Let’s compute the Katz centrality without using igraph. Let us first define the adjacency matrix of the graph

A = g.get_adjacency_sparse()

which is the scipy CSR sparse matrix. The Katz centrality is given by

\[\mathbf{c} = \beta \mathbf{1} + \alpha \mathbf{A} \mathbf{c}\]

So, how do we solve this? We can use a linear solver but here we will use a simple method:

  1. Initialize \(\mathbf{c}\) with a random vector.

  2. Compute the right hand side of the equation and update \(\mathbf{c}\).

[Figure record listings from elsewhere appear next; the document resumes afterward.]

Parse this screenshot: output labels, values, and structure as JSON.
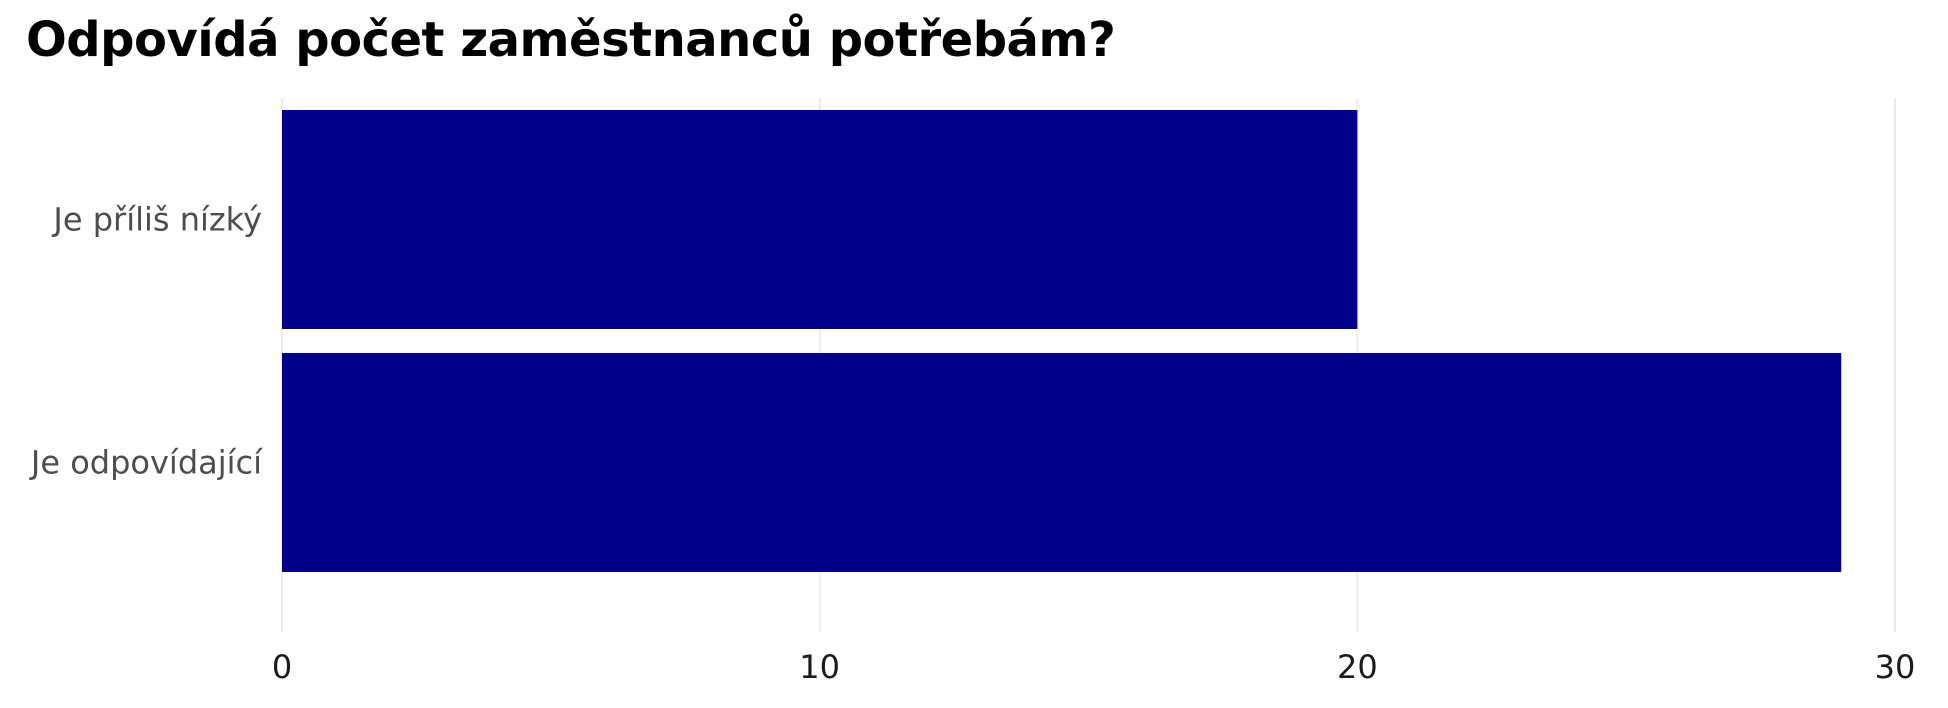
{
  "chart_data": {
    "type": "bar",
    "orientation": "horizontal",
    "title": "Odpovídá počet zaměstnanců potřebám?",
    "xlabel": "",
    "ylabel": "",
    "categories": [
      "Je příliš nízký",
      "Je odpovídající"
    ],
    "values": [
      20,
      29
    ],
    "xlim": [
      0,
      30
    ],
    "ticks": [
      0,
      10,
      20,
      30
    ],
    "grid": "vertical",
    "legend": "none",
    "bar_color": "#00008b"
  }
}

  3. Repeat the process until \(\mathbf{c}\) converges.

Let’s implement this.

import numpy as np

alpha, beta = 0.1, 0.05 # Hyperparameters
n_nodes = g.vcount() # number of nodes
c = np.random.rand(n_nodes, 1) # column random vector

for _ in range(100):
    c_next = beta * np.ones((n_nodes, 1)) + alpha * A * c
    if np.linalg.norm(c_next - c) < 1e-6:
        break
    c = c_next
print(c)
[[0.06338729]
 [0.06338729]
 [0.07048543]
 [0.07807918]
 [0.06423108]
 [0.06423108]
 [0.08184309]
 [0.07474496]
 [0.07474496]
 [0.09085938]
 [0.05908602]
 [0.05908602]
 [0.05908602]]
  • Does the centrality converge?

  • Change the hyperparameter and see how the result changes 😉 If the centrality diverges, think about why it diverges.

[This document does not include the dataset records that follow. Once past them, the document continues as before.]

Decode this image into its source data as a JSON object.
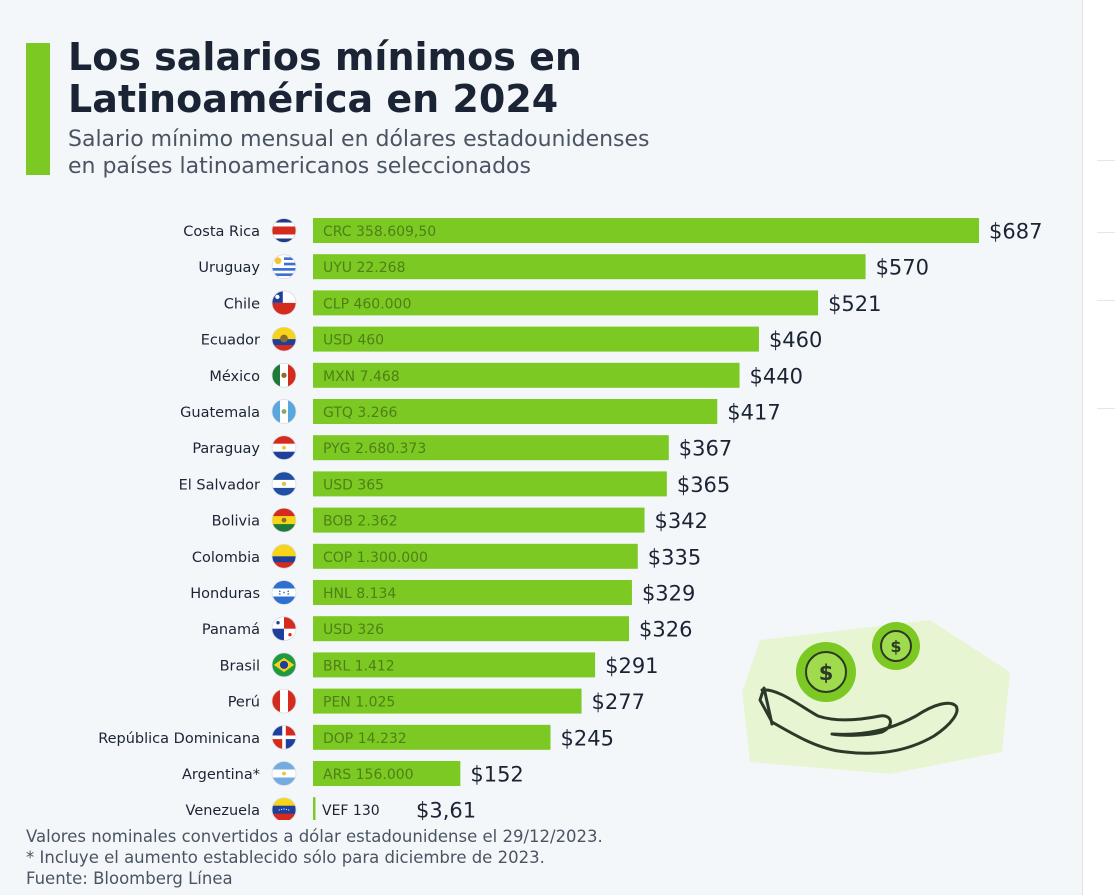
{
  "title_line1": "Los salarios mínimos en",
  "title_line2": "Latinoamérica en 2024",
  "subtitle_line1": "Salario mínimo mensual en dólares estadounidenses",
  "subtitle_line2": "en países latinoamericanos seleccionados",
  "colors": {
    "bar": "#7cc924",
    "accent": "#7cc924",
    "text": "#1b2434"
  },
  "chart_data": {
    "type": "bar",
    "orientation": "horizontal",
    "title": "Los salarios mínimos en Latinoamérica en 2024",
    "xlabel": "",
    "ylabel": "",
    "xlim": [
      0,
      687
    ],
    "categories": [
      "Costa Rica",
      "Uruguay",
      "Chile",
      "Ecuador",
      "México",
      "Guatemala",
      "Paraguay",
      "El Salvador",
      "Bolivia",
      "Colombia",
      "Honduras",
      "Panamá",
      "Brasil",
      "Perú",
      "República Dominicana",
      "Argentina*",
      "Venezuela"
    ],
    "values": [
      687,
      570,
      521,
      460,
      440,
      417,
      367,
      365,
      342,
      335,
      329,
      326,
      291,
      277,
      245,
      152,
      3.61
    ],
    "value_labels": [
      "$687",
      "$570",
      "$521",
      "$460",
      "$440",
      "$417",
      "$367",
      "$365",
      "$342",
      "$335",
      "$329",
      "$326",
      "$291",
      "$277",
      "$245",
      "$152",
      "$3,61"
    ],
    "local_currency_labels": [
      "CRC 358.609,50",
      "UYU 22.268",
      "CLP 460.000",
      "USD 460",
      "MXN 7.468",
      "GTQ 3.266",
      "PYG 2.680.373",
      "USD 365",
      "BOB 2.362",
      "COP 1.300.000",
      "HNL 8.134",
      "USD 326",
      "BRL 1.412",
      "PEN 1.025",
      "DOP 14.232",
      "ARS 156.000",
      "VEF 130"
    ],
    "flag_icons": [
      "flag-costa-rica-icon",
      "flag-uruguay-icon",
      "flag-chile-icon",
      "flag-ecuador-icon",
      "flag-mexico-icon",
      "flag-guatemala-icon",
      "flag-paraguay-icon",
      "flag-el-salvador-icon",
      "flag-bolivia-icon",
      "flag-colombia-icon",
      "flag-honduras-icon",
      "flag-panama-icon",
      "flag-brasil-icon",
      "flag-peru-icon",
      "flag-republica-dominicana-icon",
      "flag-argentina-icon",
      "flag-venezuela-icon"
    ]
  },
  "footer": {
    "note1": "Valores nominales convertidos a dólar estadounidense el 29/12/2023.",
    "note2": "* Incluye el aumento establecido sólo para diciembre de 2023.",
    "source": "Fuente: Bloomberg Línea"
  },
  "illustration_icon": "hand-receiving-coins-icon",
  "coin_symbol": "$"
}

Hint: Katz centrality can be analytically computed by

\[\mathbf{c} = \beta \left(\mathbf{I} - \alpha \mathbf{A} \right)^{-1} \mathbf{1}\]

Exercise (Optional)#

Compute the PageRank centrality of this graph

Network of ancient Roman roads#

Load the data & construct the network#

import pandas as pd

root = "https://raw.githubusercontent.com/skojaku/adv-net-sci/main/data/roman-roads"
node_table = pd.read_csv(f"{root}/node_table.csv")
edge_table = pd.read_csv(f"{root}/edge_table.csv")

The node table:

node_table.head(3)
node_id lon lat
0 0 12.506 41.875
1 1 12.470 41.904
2 2 12.471 41.881

The edge table:

edge_table.head(3)
src trg
0 1785 358
1 1785 1771
2 1771 350

Let’s construct a network from the node and edge tables.

import igraph

g = igraph.Graph() # create an empty graph
g.add_vertices(node_table["node_id"].values) # add nodes
g.add_edges(list(zip(edge_table["src"].values, edge_table["trg"].values))) # add edges

which looks like this:

coord = list(zip(node_table["lon"].values, -node_table["lat"].values))
igraph.plot(g, layout = coord, vertex_size = 5)
../_images/509d8506cef1bff1c3c21adbd595cf8a75eec780f148d7f9789cabb68ebd3064.svg

Exercise 🏛️#

  1. Compute the following centrality measures:

    • Degree centrality 🔢

    • Eigenvector centrality

    • PageRank centrality

    • Katz centrality

    • Betweenness centrality

    • Closeness centrality

  2. Plot the centrality measures on the map and see in which centrality Rome is the most important node. 🗺️🏛️ (as beautiful as possible!!)